First, a robust price on carbon: it provides a critical market signal to producers and consumers in all sectors of the economy. It has proven to advance investments in renewable energy, electric mobility, energy efficient buildings, reforestation and other climate friendly activities — with positive impact on growth and jobs, while reducing carbon emissions. Carbon revenues can also help secure a just transition, compensating households for price increases and helping businesses and workers move from high to low carbon intensity activities.
Our analysis shows that without it, we will not reach our climate stabilization goals. It also shows that a mix of steadily rising carbon prices and green infrastructure investment could increase global GDP by more than 0.7 percent per year over the next 15 years—and create millions of new jobs. Carbon pricing is gaining momentum. Many businesses now use a shadow carbon price in their models. Over 60 pricing schemes have been implemented. But the average global price is currently $2 a ton, and needs to rise to $75 a ton by 2030 to curb emissions in line with the goals of the Paris Agreement.
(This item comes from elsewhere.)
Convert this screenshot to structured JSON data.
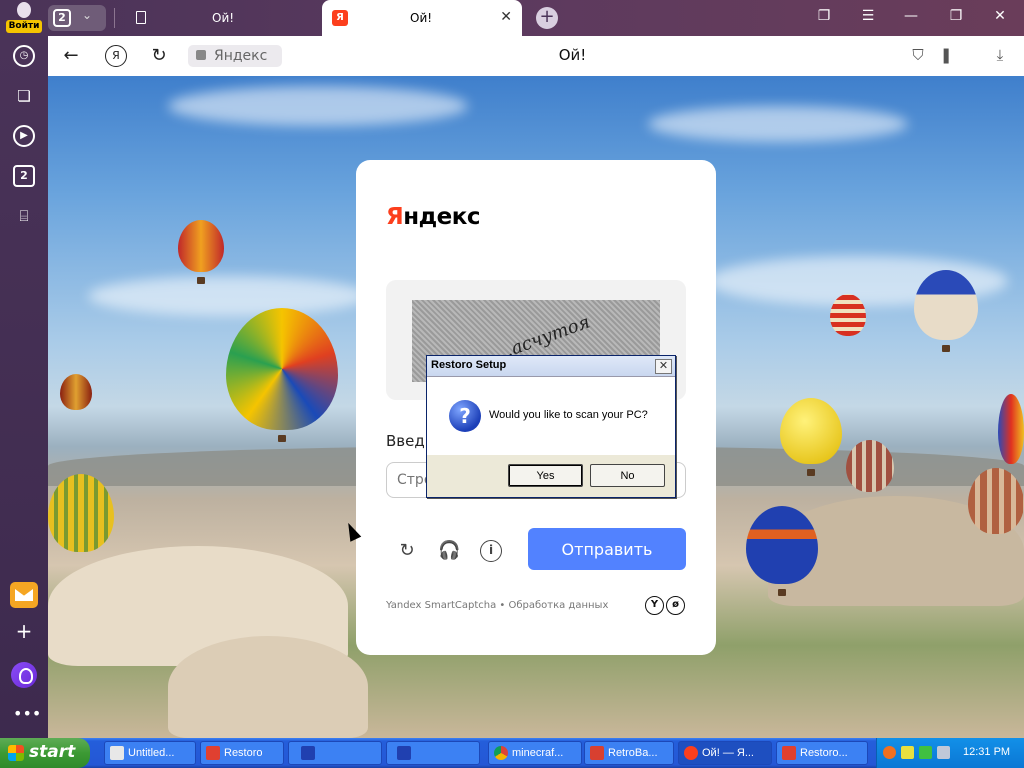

Because of the urgency to act we propose an international carbon price floor among large emitters, such as the G20. Focus on a minimum carbon price among a small group of large emitters could facilitate an agreement, covering up to 80 percent of global emissions. Such a price floor has to be pragmatic and equitable, with differentiated pricing for countries at different levels of economic development. And it can be implemented through carbon taxes, carbon trading systems, or equivalent measures that match local policy preferences. Crucially, a price floor could avoid less efficient and contentious border carbon adjustments if some countries move ahead with robust pricing while others do not.